I think I was unclear in my explanation: 1-15 Token spans refered to the length of the input sentences, the entities are mostly 1-4. I wanted to avoid the word "sentence" because these lines are not necessary sentences in a grammatical way. I generate the data by simply taking after the first newline character and surpressing further segmentation during teaching with the -U flag.

The 2000 were just for a first glimpse, I'm confident that something can be achieved here, because the entities are often "framed" by a set of typical stopwords like "-" or "in".

Then, no :sweat_smile:. Now, yes! I explain my workflow in the above mentioned Gold/Silver Dataset Confusion, but in short: It greatly improved the predictions, I have only a few false positives now and I am trying to improve the accuracy with more examples (and a dedicated eval set :wink: )

How many would "a lot of" be in this context? Do you have some kind of documentation on how to experiment with the hyperparameters of the batch-train? It feels like you need much experience in the field to get some level of intuition when things like the beam width, the number of iterations or the batch size has to be changed.
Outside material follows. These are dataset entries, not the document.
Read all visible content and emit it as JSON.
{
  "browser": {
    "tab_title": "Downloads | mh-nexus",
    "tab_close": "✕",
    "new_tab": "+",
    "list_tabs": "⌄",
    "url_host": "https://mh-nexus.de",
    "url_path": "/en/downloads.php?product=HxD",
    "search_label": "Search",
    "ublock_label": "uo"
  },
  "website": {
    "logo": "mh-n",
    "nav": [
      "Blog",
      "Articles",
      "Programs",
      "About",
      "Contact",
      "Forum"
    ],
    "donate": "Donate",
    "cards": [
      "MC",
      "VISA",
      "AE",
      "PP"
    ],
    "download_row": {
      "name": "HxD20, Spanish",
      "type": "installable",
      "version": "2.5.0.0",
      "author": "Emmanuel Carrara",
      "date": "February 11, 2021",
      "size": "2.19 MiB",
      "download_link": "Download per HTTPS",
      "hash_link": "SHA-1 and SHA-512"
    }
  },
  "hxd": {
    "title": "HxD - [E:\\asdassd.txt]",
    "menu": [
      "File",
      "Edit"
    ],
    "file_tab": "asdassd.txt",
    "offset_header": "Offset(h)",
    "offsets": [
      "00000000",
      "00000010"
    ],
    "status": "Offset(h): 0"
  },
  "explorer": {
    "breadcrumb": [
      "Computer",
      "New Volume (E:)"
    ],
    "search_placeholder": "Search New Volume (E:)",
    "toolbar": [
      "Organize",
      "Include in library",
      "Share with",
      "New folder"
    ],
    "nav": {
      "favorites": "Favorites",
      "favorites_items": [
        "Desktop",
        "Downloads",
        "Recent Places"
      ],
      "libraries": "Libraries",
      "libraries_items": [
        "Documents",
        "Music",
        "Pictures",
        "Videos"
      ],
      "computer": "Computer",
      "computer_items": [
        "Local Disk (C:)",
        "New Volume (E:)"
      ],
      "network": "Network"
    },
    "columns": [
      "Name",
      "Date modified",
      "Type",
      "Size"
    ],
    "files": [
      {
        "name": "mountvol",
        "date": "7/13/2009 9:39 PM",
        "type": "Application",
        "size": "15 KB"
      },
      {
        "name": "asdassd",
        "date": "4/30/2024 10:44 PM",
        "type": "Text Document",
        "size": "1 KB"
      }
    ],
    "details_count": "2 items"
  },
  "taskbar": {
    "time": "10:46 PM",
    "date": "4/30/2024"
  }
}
For quick results I am happy with the wise defaults of the prodigy recipes, but of course I want to get a deeper understanding for the final improvements.

I think this solved itself due to the misunderstanding above. I am already using text classification for other tasks, mainly the verification i.e. plausibility of rule based entities.

Remaining Question
Regarding my update with the recipe wrapper... is it possible to write a wrapper that can auto accept/reject examples and still keeping them in the normal controller workflow? I mean, I can add explicit commands to add them in the database and incorporate them in the model update, but I will always filter them from the example stream in order to avoid them being displayed.
But inside the wrapper I have no access to the controller (except on_exit), so I can't update things like the total processed examples in the current session.